The keep Christ in Christmas campaign enlists Muslims, Jews
National Catholic Reporter, Dec 16, 2005
The movement defending Christmas as a Christian holiday has attracted what may seem like unlikely allies: religiously observant Jews and Muslims.
Their support bucks the assumption that religious minorities prefer a neutral approach to the season, desiring "Happy Holidays" instead of "Merry Christmas" at retail checkout lines or "Frosty the Snowman" over "O Holy Night" at public school concerts.
Islamic support for Christmas stems in part from religious doctrine. While observant Muslims can follow the teachings of the Prophet Muhammad in respecting Jewish and Christian holidays, they say they have little motivation to value Santa-based winter holiday celebrations.
When it comes to Christmas, "the more religious it is, the more acceptable it is to Muslims," said Ahmed Bedier, director of the Council on American-Islamic Relations' Central Florida office. But there is also the issue of Islamic self-interest.
Bedier's organization recently requested that a school board near Tampa, Fla., include a one-day Muslim holiday. The school board voted instead to scrap all religious holidays. After a storm of protests, the Christian and Jewish holidays were reinstated.
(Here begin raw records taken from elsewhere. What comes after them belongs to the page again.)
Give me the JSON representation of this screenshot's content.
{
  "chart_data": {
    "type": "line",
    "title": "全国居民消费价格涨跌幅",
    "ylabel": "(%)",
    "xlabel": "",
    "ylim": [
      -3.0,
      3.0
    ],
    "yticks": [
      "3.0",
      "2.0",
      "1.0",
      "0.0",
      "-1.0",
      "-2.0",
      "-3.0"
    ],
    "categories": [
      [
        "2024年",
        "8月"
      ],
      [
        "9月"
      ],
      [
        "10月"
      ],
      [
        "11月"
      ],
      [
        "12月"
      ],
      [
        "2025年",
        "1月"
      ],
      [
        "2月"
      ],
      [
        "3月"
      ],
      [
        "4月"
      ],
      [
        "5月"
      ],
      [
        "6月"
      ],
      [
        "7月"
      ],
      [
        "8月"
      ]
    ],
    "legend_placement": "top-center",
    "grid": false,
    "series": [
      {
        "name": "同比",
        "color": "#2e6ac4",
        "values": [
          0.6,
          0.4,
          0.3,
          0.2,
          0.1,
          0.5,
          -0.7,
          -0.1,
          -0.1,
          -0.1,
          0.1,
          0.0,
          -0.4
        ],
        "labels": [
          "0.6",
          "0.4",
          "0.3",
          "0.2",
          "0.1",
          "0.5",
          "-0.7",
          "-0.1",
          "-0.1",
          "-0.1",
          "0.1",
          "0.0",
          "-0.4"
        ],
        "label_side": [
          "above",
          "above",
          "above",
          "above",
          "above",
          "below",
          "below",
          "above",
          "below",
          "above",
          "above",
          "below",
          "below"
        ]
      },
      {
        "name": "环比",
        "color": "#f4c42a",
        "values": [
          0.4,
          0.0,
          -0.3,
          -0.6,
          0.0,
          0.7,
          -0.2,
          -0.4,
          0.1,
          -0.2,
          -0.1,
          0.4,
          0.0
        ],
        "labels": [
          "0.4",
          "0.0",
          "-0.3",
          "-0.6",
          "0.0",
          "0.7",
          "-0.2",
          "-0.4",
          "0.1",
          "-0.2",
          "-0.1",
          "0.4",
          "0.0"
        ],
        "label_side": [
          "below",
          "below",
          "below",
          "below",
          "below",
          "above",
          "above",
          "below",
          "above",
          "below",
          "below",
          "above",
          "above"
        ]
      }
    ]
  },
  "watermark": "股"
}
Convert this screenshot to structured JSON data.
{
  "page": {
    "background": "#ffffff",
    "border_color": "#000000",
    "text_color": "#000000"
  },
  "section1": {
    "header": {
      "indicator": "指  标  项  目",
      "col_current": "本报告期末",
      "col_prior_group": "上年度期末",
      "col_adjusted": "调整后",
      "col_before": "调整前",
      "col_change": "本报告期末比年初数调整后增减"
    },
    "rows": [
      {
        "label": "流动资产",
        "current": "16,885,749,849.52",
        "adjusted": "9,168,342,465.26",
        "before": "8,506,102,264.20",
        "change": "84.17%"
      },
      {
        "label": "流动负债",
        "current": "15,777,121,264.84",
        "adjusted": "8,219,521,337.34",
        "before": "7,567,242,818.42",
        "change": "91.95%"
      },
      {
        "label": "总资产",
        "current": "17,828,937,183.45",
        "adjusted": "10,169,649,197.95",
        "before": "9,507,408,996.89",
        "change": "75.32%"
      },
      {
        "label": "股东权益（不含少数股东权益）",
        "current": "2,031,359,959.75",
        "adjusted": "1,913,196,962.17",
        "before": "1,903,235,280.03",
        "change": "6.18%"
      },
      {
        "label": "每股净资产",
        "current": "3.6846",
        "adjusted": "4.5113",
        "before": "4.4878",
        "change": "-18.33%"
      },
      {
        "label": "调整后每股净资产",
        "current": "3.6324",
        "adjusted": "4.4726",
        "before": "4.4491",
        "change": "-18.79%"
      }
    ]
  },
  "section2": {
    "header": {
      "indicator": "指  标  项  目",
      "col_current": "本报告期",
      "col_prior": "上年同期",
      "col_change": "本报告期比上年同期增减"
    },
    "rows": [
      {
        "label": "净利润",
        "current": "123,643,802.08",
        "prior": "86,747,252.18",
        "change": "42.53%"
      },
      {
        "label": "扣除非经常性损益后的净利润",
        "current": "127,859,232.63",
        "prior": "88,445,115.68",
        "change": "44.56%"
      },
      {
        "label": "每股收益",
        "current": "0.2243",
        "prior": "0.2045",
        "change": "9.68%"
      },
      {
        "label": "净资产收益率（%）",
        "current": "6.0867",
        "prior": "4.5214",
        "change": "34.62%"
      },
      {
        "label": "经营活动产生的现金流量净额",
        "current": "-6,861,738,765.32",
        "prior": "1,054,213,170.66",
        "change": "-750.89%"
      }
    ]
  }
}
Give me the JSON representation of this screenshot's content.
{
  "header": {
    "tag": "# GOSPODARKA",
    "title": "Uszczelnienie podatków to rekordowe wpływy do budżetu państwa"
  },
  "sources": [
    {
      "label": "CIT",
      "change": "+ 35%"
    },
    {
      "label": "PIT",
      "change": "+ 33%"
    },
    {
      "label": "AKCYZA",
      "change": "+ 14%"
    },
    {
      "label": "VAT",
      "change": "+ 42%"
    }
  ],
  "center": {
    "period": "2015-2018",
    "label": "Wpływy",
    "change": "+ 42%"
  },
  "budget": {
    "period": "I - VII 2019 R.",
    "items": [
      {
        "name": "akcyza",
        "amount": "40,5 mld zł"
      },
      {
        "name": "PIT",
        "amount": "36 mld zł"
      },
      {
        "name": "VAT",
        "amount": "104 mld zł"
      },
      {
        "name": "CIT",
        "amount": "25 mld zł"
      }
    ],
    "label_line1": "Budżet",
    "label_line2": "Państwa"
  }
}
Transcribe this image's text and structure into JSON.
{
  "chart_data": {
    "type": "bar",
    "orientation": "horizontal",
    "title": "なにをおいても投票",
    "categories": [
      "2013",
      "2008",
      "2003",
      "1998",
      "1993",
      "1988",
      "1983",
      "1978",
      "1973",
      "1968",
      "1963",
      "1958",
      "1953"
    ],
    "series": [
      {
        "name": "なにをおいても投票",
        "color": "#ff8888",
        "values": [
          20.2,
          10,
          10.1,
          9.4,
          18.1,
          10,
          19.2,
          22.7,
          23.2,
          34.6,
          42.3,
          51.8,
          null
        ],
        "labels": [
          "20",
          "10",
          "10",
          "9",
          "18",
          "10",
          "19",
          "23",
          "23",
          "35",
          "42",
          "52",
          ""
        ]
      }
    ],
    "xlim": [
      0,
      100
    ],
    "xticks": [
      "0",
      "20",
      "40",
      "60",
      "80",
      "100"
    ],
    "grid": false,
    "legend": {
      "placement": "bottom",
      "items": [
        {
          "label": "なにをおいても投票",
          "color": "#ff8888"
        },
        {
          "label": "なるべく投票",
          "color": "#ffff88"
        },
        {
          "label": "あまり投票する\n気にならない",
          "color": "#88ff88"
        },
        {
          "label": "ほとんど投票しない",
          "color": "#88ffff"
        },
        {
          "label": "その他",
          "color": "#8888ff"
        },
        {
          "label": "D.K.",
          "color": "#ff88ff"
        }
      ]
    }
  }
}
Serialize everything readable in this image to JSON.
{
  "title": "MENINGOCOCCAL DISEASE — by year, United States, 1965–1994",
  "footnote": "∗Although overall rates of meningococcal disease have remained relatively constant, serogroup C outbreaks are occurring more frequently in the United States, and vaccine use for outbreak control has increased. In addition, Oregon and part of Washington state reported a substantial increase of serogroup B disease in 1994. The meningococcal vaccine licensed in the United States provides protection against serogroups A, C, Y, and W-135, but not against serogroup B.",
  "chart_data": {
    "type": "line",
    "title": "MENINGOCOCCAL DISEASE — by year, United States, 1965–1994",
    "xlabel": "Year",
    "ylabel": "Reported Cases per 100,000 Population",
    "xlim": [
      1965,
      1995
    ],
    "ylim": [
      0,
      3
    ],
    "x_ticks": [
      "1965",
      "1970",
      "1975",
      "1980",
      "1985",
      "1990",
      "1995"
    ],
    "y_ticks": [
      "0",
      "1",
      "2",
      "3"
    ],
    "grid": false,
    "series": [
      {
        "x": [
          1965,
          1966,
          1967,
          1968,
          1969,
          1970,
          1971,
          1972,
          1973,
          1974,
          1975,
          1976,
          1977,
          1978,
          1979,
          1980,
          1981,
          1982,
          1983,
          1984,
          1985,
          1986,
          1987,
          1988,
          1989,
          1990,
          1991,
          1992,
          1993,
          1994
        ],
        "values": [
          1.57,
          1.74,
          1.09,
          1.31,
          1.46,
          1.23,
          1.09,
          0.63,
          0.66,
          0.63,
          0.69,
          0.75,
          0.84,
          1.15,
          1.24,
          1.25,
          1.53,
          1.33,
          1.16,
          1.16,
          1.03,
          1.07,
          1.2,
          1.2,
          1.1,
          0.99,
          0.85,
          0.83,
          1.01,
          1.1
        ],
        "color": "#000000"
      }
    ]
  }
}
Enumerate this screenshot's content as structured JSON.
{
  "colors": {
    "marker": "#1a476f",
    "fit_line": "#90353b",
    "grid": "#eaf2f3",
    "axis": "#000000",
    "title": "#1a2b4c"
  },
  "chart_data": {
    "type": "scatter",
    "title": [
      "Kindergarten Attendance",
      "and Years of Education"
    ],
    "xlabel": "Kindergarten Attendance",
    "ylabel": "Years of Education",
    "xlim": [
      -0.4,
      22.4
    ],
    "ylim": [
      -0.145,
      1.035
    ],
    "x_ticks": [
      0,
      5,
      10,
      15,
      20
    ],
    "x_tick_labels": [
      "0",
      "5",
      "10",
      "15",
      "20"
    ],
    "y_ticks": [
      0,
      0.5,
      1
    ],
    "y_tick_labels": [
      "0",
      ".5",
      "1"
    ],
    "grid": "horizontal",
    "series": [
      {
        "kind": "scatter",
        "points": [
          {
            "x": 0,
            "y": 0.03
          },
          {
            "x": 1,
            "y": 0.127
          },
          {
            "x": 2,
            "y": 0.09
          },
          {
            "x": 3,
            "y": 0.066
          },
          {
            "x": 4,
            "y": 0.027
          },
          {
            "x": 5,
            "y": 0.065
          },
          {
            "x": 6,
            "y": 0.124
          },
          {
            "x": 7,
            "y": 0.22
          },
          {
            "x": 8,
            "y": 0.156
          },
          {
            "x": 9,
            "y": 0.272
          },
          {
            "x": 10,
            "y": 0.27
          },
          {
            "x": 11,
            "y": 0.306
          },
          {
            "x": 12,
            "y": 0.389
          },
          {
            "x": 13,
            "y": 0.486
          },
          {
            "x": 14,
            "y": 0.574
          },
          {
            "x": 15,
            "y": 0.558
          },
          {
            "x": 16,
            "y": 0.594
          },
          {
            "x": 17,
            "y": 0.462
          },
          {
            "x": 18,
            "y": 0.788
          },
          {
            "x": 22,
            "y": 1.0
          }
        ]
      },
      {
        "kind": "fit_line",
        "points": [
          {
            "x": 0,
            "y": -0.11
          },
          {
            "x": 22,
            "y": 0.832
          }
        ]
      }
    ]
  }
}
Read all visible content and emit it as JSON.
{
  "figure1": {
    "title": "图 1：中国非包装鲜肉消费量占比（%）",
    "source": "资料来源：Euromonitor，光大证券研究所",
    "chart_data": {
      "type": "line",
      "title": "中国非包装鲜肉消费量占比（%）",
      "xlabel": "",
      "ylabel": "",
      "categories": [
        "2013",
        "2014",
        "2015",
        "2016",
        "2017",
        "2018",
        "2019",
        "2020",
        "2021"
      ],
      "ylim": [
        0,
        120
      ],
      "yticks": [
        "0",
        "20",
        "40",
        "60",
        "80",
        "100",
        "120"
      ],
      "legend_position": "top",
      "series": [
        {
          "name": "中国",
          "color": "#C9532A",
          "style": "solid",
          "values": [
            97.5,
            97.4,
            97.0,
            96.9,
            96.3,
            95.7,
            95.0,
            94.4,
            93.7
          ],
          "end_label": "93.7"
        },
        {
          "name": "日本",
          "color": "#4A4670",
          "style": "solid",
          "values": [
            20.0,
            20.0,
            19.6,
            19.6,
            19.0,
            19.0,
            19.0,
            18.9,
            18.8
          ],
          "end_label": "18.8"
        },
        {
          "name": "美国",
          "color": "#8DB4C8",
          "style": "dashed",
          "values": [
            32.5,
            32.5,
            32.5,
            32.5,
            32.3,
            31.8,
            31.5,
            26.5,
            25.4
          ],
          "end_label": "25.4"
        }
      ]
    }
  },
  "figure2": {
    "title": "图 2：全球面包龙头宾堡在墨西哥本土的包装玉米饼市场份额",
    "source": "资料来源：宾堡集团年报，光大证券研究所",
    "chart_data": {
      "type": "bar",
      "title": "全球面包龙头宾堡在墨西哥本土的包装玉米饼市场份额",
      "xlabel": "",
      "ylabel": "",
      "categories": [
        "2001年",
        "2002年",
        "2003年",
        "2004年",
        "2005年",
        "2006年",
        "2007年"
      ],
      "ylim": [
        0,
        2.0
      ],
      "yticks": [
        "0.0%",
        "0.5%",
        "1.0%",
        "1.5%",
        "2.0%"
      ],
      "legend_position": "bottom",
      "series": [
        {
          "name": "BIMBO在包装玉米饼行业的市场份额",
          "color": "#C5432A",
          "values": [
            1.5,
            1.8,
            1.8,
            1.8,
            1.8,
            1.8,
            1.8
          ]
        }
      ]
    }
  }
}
"We would like to see one standard applied in terms of recognizing religious holidays," said Ibrahim Hooper, national communications director for the Council on American-Islamic Relations.
Muslims, he said, would welcome religious Christmas displays--for example at a public library--as long as Eid al-Adha, the upcoming Muslim holiday marking the yearly pilgrimage to Mecca, was recognized in the same space.
At a Dec. 1 Washington news conference, a small group of Jewish leaders spoke in defense of public Christmas celebrations, framing the issue as a struggle between a Bible-believing culture and the dark, potentially anti-Semitic, forces of secularism.
"Jews and other non-Christians have a stake in maintaining morality, based on a Judeo-Christian ethic. The disappearance of Christmas undercuts that ethic," said Don Feder, who founded the group Jews against Anti-Christian Defamation earlier this year.
While Jews once endorsed secularism as a safe alternative to Christian dominance, today they face a choice between "a sinister secular society on the one hand, and a society of benign Christianity on the other," said Daniel Lapin, an Orthodox rabbi and president of the Seattle-based Jewish group Toward Tradition.